Он схватил ее за руку, но Мария вырвалась.
– Не надо, Мэтт. Я знаю, ты отличный парень, но ты заслужи…
– Прекрати! – Мэтт прижал ладонь ко лбу. – Ты… ты не поняла. В шоке ли я? Да, черт возьми. Но больше я злюсь на тебя за то, что не рассказала о потере ребенка. Я не расстроен из-за твоей проблемы. Меня это не волнует. Но, блин, Мария… ты потеряла малыша – это же адски больно. Как можно скрывать подобное от того, кому ты дорога?
– Полагаю, так же, как скрывать наличие ребенка, м? – парировала Мария.
В его глазах сверкнуло понимание.
– Да, думаю, примерно так. – Мэтт вздохнул. – Ты потому меня оттолкнула?
Она сглотнула ком страха:
– Нет. Ты сказал, что хочешь еще детей. И несправедливо…
Он ущипнул себя за переносицу:
– Твою мать, Мария. Хочу ли я нашего совместного малыша? Да. Но если по каким-то причинам не получится… ну и что, блин? Есть программы усыновления. Взгляни на себя, на то, как сильно ты любишь Рэдфута. Мы можем точно так же помочь другому ребенку. Черт, может, даже двум.
Мария не понимала, что плачет, пока Мэтт не смахнул слезинку с ее щеки. Глядя ему в глаза, она озвучила еще один свой страх:
– А что, если я не понравлюсь твоей дочери?
Мэтт усмехнулся:
– Она полюбит тебя. Я забираю ее на следующие выходные, и хочу, чтобы вы встретились. – Он наклонился вперед. – Поэтому, прошу, скажи это.
– Что сказать?
– Что любишь меня. Я, кажется, уже трижды признался, а ты так и не ответила.
Мария улыбнулась и подтянула его лицо к своему.
– Я люблю тебя, Мэтт Гудсон. Полюбила уже на втором свидании, а сегодня, увидев, как ты на арене…
– Выставляю себя на посмешище?
– Да, полным дураком, – рассмеялась она. – Увидев тебя там, я поняла, что влюбляюсь снова. И снова…
– Полагаю, это все-таки правда.
– Что? Что белые не умеют танцевать?
Мэтт расхохотался, запрокинув голову.
– Нет, что любовь всех превращает в глупцов.
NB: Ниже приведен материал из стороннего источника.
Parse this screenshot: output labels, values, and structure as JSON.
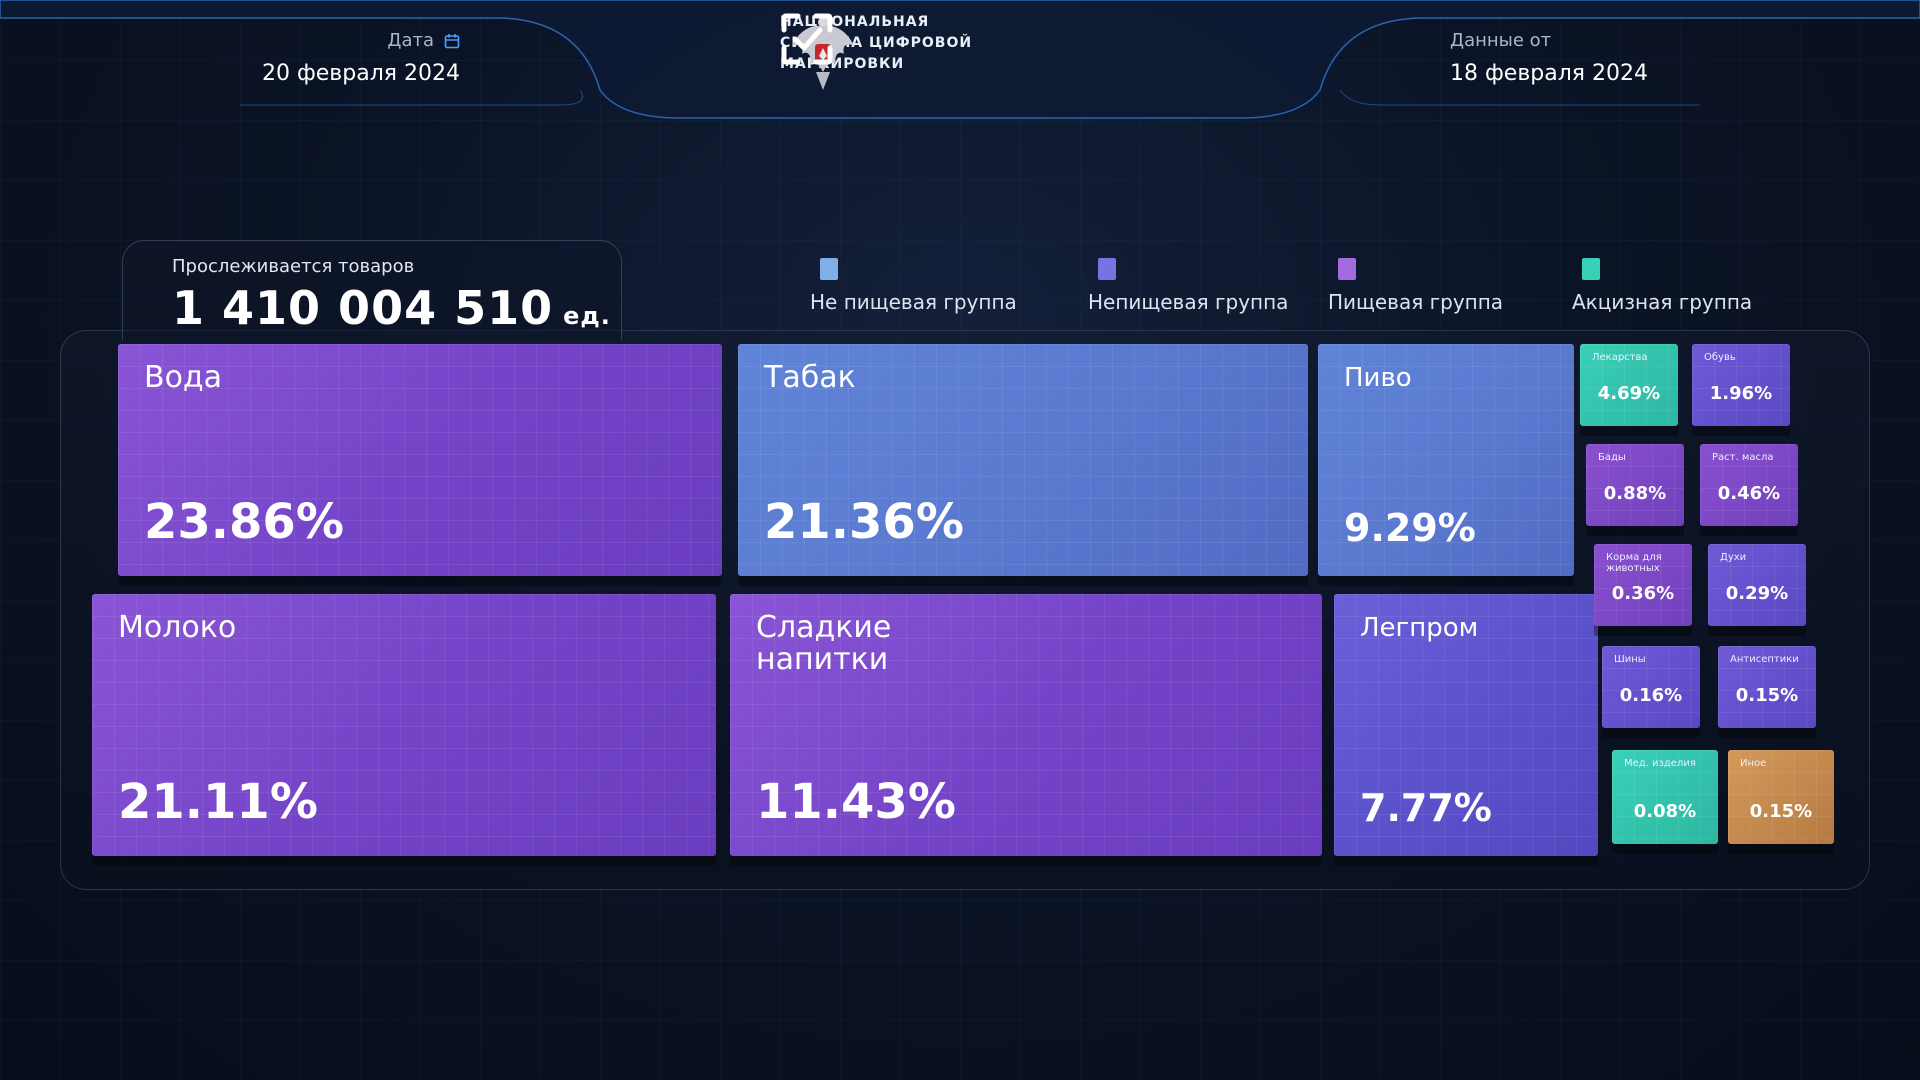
{
  "header": {
    "date_label": "Дата",
    "date_value": "20 февраля 2024",
    "data_from_label": "Данные от",
    "data_from_value": "18 февраля 2024",
    "brand_line1": "НАЦИОНАЛЬНАЯ",
    "brand_line2": "СИСТЕМА ЦИФРОВОЙ",
    "brand_line3": "МАРКИРОВКИ",
    "icons": [
      "calendar-icon",
      "coat-of-arms-icon",
      "brand-checkmark-icon"
    ]
  },
  "summary": {
    "label": "Прослеживается товаров",
    "value": "1 410 004 510",
    "unit": "ед."
  },
  "legend": [
    {
      "label": "Не пищевая группа",
      "color": "#7fb0e8"
    },
    {
      "label": "Непищевая группа",
      "color": "#7a72e0"
    },
    {
      "label": "Пищевая группа",
      "color": "#a46ae0"
    },
    {
      "label": "Акцизная группа",
      "color": "#3ad0b8"
    }
  ],
  "tiles": {
    "voda": {
      "name": "Вода",
      "pct": "23.86%"
    },
    "moloko": {
      "name": "Молоко",
      "pct": "21.11%"
    },
    "tabak": {
      "name": "Табак",
      "pct": "21.36%"
    },
    "napitki": {
      "name": "Сладкие напитки",
      "pct": "11.43%"
    },
    "pivo": {
      "name": "Пиво",
      "pct": "9.29%"
    },
    "legprom": {
      "name": "Легпром",
      "pct": "7.77%"
    },
    "lekarstva": {
      "name": "Лекарства",
      "pct": "4.69%"
    },
    "obuv": {
      "name": "Обувь",
      "pct": "1.96%"
    },
    "bady": {
      "name": "Бады",
      "pct": "0.88%"
    },
    "masla": {
      "name": "Раст. масла",
      "pct": "0.46%"
    },
    "korma": {
      "name": "Корма для животных",
      "pct": "0.36%"
    },
    "duhi": {
      "name": "Духи",
      "pct": "0.29%"
    },
    "shiny": {
      "name": "Шины",
      "pct": "0.16%"
    },
    "antiseptiki": {
      "name": "Антисептики",
      "pct": "0.15%"
    },
    "med": {
      "name": "Мед. изделия",
      "pct": "0.08%"
    },
    "inoe": {
      "name": "Иное",
      "pct": "0.15%"
    }
  }
}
– Кажется, я не возражаю побыть такой вот дурочкой, – заметила Мария и поцеловала его.
Глава 38
Хосе наблюдал за продолжением пау-вау, чертовски гордый тем, что успешно выполнил задание и порадовал отца. Кажется, впервые в жизни. Внезапно отец очутился рядом.
– Думаю, мы справились, сынок. – Он положил руку на плечо Хосе.
– Да, справились, – согласился тот, не отрывая взгляда от женщин, шагающих к центру арены. – Когда следующий пау-вау?
– В октябре. Может, у тебя получится приехать.
– Да-а, может, получится.
Хосе вытер вспотевший лоб. Температура будто подскочила градусов на десять, барабаны сменили ритм. Хосе задрал голову. Солнце висело низко над горизонтом, окрашивая небо в розовые и фиолетовые оттенки. Затем вновь посмотрел на танцоров, которые как раз выстроились в линию – высокие и гордые.